The long dollar positions once favored with expectations of an economic stimulus package have since faded. The dreams of Wall Street and the Trump-trade are officially dead.
As David Stockman, the former Budget Director under Ronald Reagan discloses, “The very idea that there is going to be smooth hand-off of the “stimulus” baton to a giant Trump tax cut is by now just ludicrous. Its persistence is evidence we’ve reached the stage in the bubble cycle where Wall Street stock pushers have already gone full George Orwell.”
Stockman, a Wall Street insider tells, “They are now claiming a deflating economy is bouncing back and that soft earnings are blowing the lights out. That is to say, when the bubble reaches its manic peak, the lies and hopium become outright comical.”
What this means is that not only is the dream of a stimulus package a failure, but that the political environment is pushing risk higher in the U.S.
What Wall Street can’t, or won’t, see can still hurt it.
U.S volatility has hit a 21-month high with relative comparisons to the euro. At the center of the polar shift is the political cloud hanging over American markets in contrast to calmed investors following elections in France and other euro members.
Look at the euro today versus where it was in November and it shows a more clear picture.
The outlook following the U.S election was very poor on the euro. There was a considerable amount of concern from markets over the rise of nationalist policy, elections and even the perception of slow economic growth in the Eurozone.
Since the election a different story has filled Europe.
The euro is officially up six percent since the beginning of the year and projected to rise even further. Some estimates have the euro currency pushing past levels not seen since the global financial crisis began.
Valuation, European Positioning and More Europe
For central bankers, watching Europe will be as important as ever.
Forward guidance has been an area of much contention in Europe. As a measure of policy the European Central Bank (ECB) has allowed public verbal assurances on what forthcoming policy would be.
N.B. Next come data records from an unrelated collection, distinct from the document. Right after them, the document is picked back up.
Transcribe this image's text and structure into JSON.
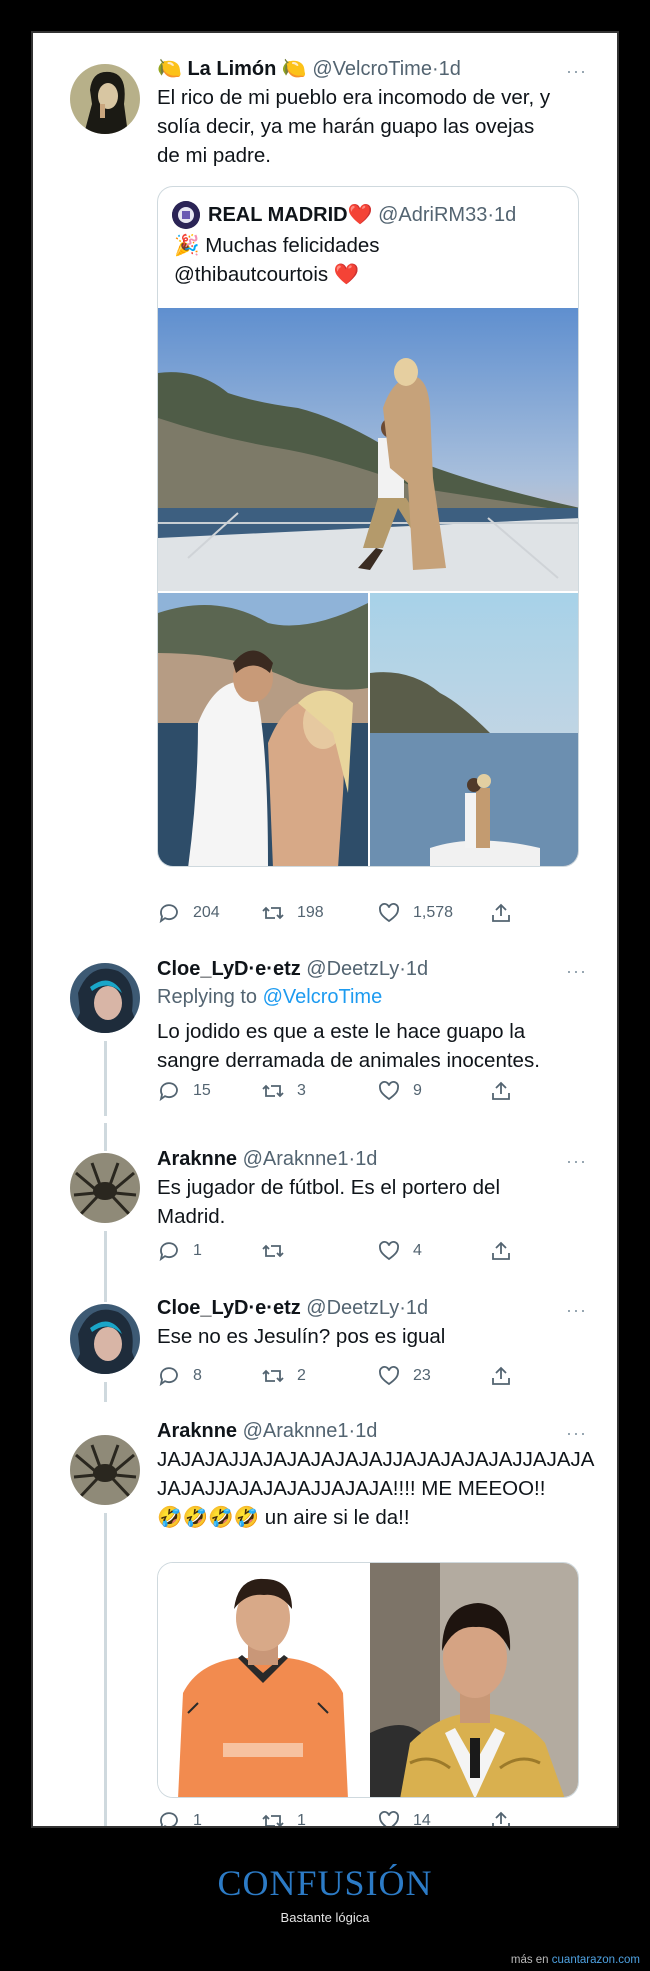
{
  "tweets": [
    {
      "name": "🍋 La Limón 🍋",
      "handle": "@VelcroTime",
      "time": "1d",
      "text_lines": [
        "El rico de mi pueblo era incomodo de ver, y",
        "solía decir, ya me harán guapo las ovejas",
        "de mi padre."
      ],
      "quote": {
        "name": "REAL MADRID❤️",
        "handle": "@AdriRM33",
        "time": "1d",
        "text_lines": [
          "🎉 Muchas felicidades",
          "@thibautcourtois ❤️"
        ]
      },
      "replies": "204",
      "retweets": "198",
      "likes": "1,578"
    },
    {
      "name": "Cloe_LyD·e·etz",
      "handle": "@DeetzLy",
      "time": "1d",
      "replying_label": "Replying to",
      "replying_handle": "@VelcroTime",
      "text_lines": [
        "Lo jodido es que a este le hace guapo la",
        "sangre derramada de animales inocentes."
      ],
      "replies": "15",
      "retweets": "3",
      "likes": "9"
    },
    {
      "name": "Araknne",
      "handle": "@Araknne1",
      "time": "1d",
      "text_lines": [
        "Es jugador de fútbol. Es el portero del",
        "Madrid."
      ],
      "replies": "1",
      "retweets": "",
      "likes": "4"
    },
    {
      "name": "Cloe_LyD·e·etz",
      "handle": "@DeetzLy",
      "time": "1d",
      "text_lines": [
        "Ese no es Jesulín? pos es igual"
      ],
      "replies": "8",
      "retweets": "2",
      "likes": "23"
    },
    {
      "name": "Araknne",
      "handle": "@Araknne1",
      "time": "1d",
      "text_lines": [
        "JAJAJAJJAJAJAJAJAJAJJAJAJAJAJAJJAJAJA",
        "JAJAJJAJAJAJAJJAJAJA!!!! ME MEEOO!!",
        "🤣🤣🤣🤣 un aire si le da!!"
      ],
      "replies": "1",
      "retweets": "1",
      "likes": "14"
    }
  ],
  "more_glyph": "···",
  "dot": "·",
  "footer": {
    "title": "CONFUSIÓN",
    "subtitle": "Bastante lógica",
    "credit_prefix": "más en",
    "credit_link": "cuantarazon.com"
  },
  "colors": {
    "link": "#1d9bf0",
    "brand": "#2c7bc6",
    "thread_line": "#cfd9de"
  }
}
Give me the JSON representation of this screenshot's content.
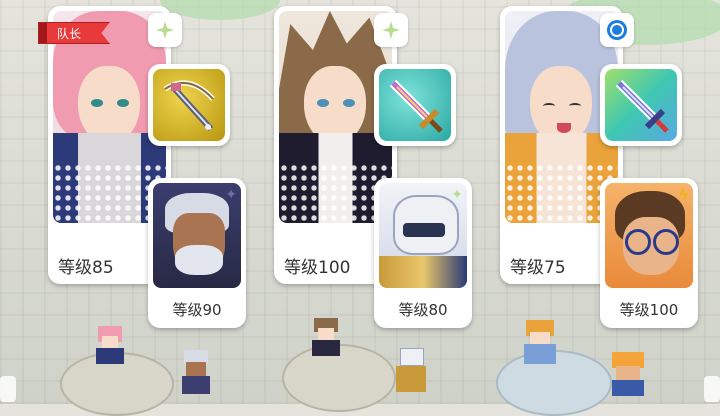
{
  "team": {
    "leader_tag": "队长",
    "slots": [
      {
        "hero_level": "等级85",
        "support_level": "等级90",
        "hair_color": "#f19bb0",
        "body_color": "#2d3a7a",
        "weapon_bg": "#d8b21a",
        "weapon_icon": "crossbow-icon",
        "badge_icon": "sparkle-icon"
      },
      {
        "hero_level": "等级100",
        "support_level": "等级80",
        "hair_color": "#8a6a48",
        "body_color": "#2a2740",
        "weapon_bg": "#3ec6c0",
        "weapon_icon": "sword-icon",
        "badge_icon": "sparkle-icon"
      },
      {
        "hero_level": "等级75",
        "support_level": "等级100",
        "hair_color": "#b9c3dd",
        "body_color": "#e9a33a",
        "weapon_bg": "#49c9b2",
        "weapon_icon": "sword-icon",
        "badge_icon": "target-icon"
      }
    ]
  },
  "colors": {
    "accent": "#e83a3a",
    "panel": "#ffffff",
    "text": "#333333"
  }
}
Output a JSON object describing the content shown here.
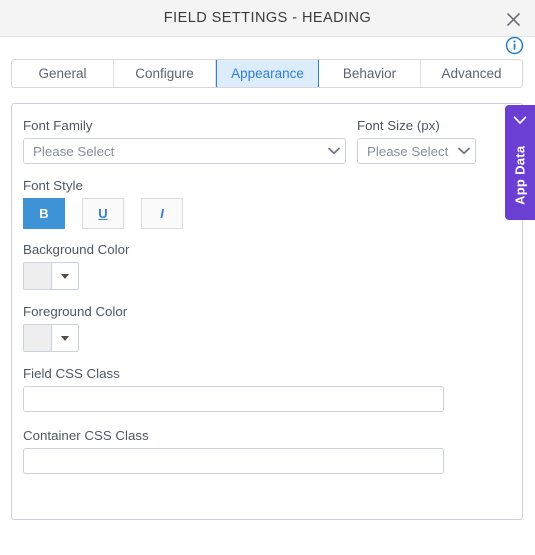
{
  "window": {
    "title": "FIELD SETTINGS - HEADING",
    "close_icon": "close-icon",
    "info_icon": "info-icon"
  },
  "tabs": {
    "items": [
      {
        "label": "General",
        "active": false
      },
      {
        "label": "Configure",
        "active": false
      },
      {
        "label": "Appearance",
        "active": true
      },
      {
        "label": "Behavior",
        "active": false
      },
      {
        "label": "Advanced",
        "active": false
      }
    ],
    "active_color": "#3083d4",
    "active_bg": "#ddecfb"
  },
  "form": {
    "font_family": {
      "label": "Font Family",
      "value": "Please Select",
      "caret_icon": "chevron-down-icon"
    },
    "font_size": {
      "label": "Font Size (px)",
      "value": "Please Select",
      "caret_icon": "chevron-down-icon"
    },
    "font_style": {
      "label": "Font Style",
      "buttons": [
        {
          "name": "bold",
          "glyph": "B",
          "active": true
        },
        {
          "name": "underline",
          "glyph": "U",
          "active": false
        },
        {
          "name": "italic",
          "glyph": "I",
          "active": false
        }
      ],
      "active_bg": "#3d93d5",
      "inactive_fg": "#3083d4"
    },
    "background_color": {
      "label": "Background Color",
      "swatch": "#eeeeee",
      "caret_icon": "triangle-down-icon"
    },
    "foreground_color": {
      "label": "Foreground Color",
      "swatch": "#eeeeee",
      "caret_icon": "triangle-down-icon"
    },
    "field_css_class": {
      "label": "Field CSS Class",
      "value": "",
      "placeholder": ""
    },
    "container_css_class": {
      "label": "Container CSS Class",
      "value": "",
      "placeholder": ""
    }
  },
  "app_data_tab": {
    "label": "App Data",
    "chevron_icon": "chevron-left-icon",
    "color": "#6b3ed4"
  }
}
By doing so they were mitigating market disruptions and any risk to asset prices.
Speaking in typical “cypher” language the head of the ECB, Mario Draghi, said,
“Our current assessment of the side effects suggest therefore that there is no reason to deviate from the indications we have been consistently providing in the introductory statement to our press conferences…”
In a word — no. Draghi does not intend, for the time being, to change the position of the bank.
Stimulus from the ECB and member states (particularly France and Germany) will be important to watch. It could signal greater strength in the euro, and ultimately greater confidence of Eurozone members toward the longevity of the single currency system.
Currently the ECB continues its asset-purchase program of €60 billion per month. This is the lifeblood of quantitative easing in 2017.
Any shift in those two policies could be significant factors in the European economy. For now, the euro currency is crucial in its ability to bring Europe closer together. Even more important is where it is currently valued.
Evaluating the level of purchasing power parity (PPP) models from the OECD estimates show that the Euro to U.S dollar have the euro being undervalued and the dollar overvalued.
With a stronger euro, the More Europe philosophy appears to be gaining strength.
Economist and currency expert Jim Rickards reveals,
“Ever since the European sovereign debt crisis emerged in 2010, I’ve been fighting a losing battle trying to convince investors that the Eurozone is here to stay. The euro is the most sound fiat currency in the world.”
Rickards indicates that the recent solidarity amongst the Eurozone means it is here to stay. More Europe means the possibility of more action, not toward dividing power but uniting it.
“The EU and the Eurozone have always been political projects, not economic. Politics is the art of the possible. The leaders of Europe knew they would need a common fiscal policy and a single-bond market eventually…”
It’s possible that German Finance Minister Schaeuble and fellow leaders could be headed for a Eurozone Finance Ministry. Such conditions would bring a more unified fiscal policy for the European project.
That means for investors tied to Europe, and those with money in currency markets, the expectation should be a stronger, more sustained euro.
While economists and various experts might squabble over methodology, buying the facts and not the rumor on the Eurozone can leave for a healthy position.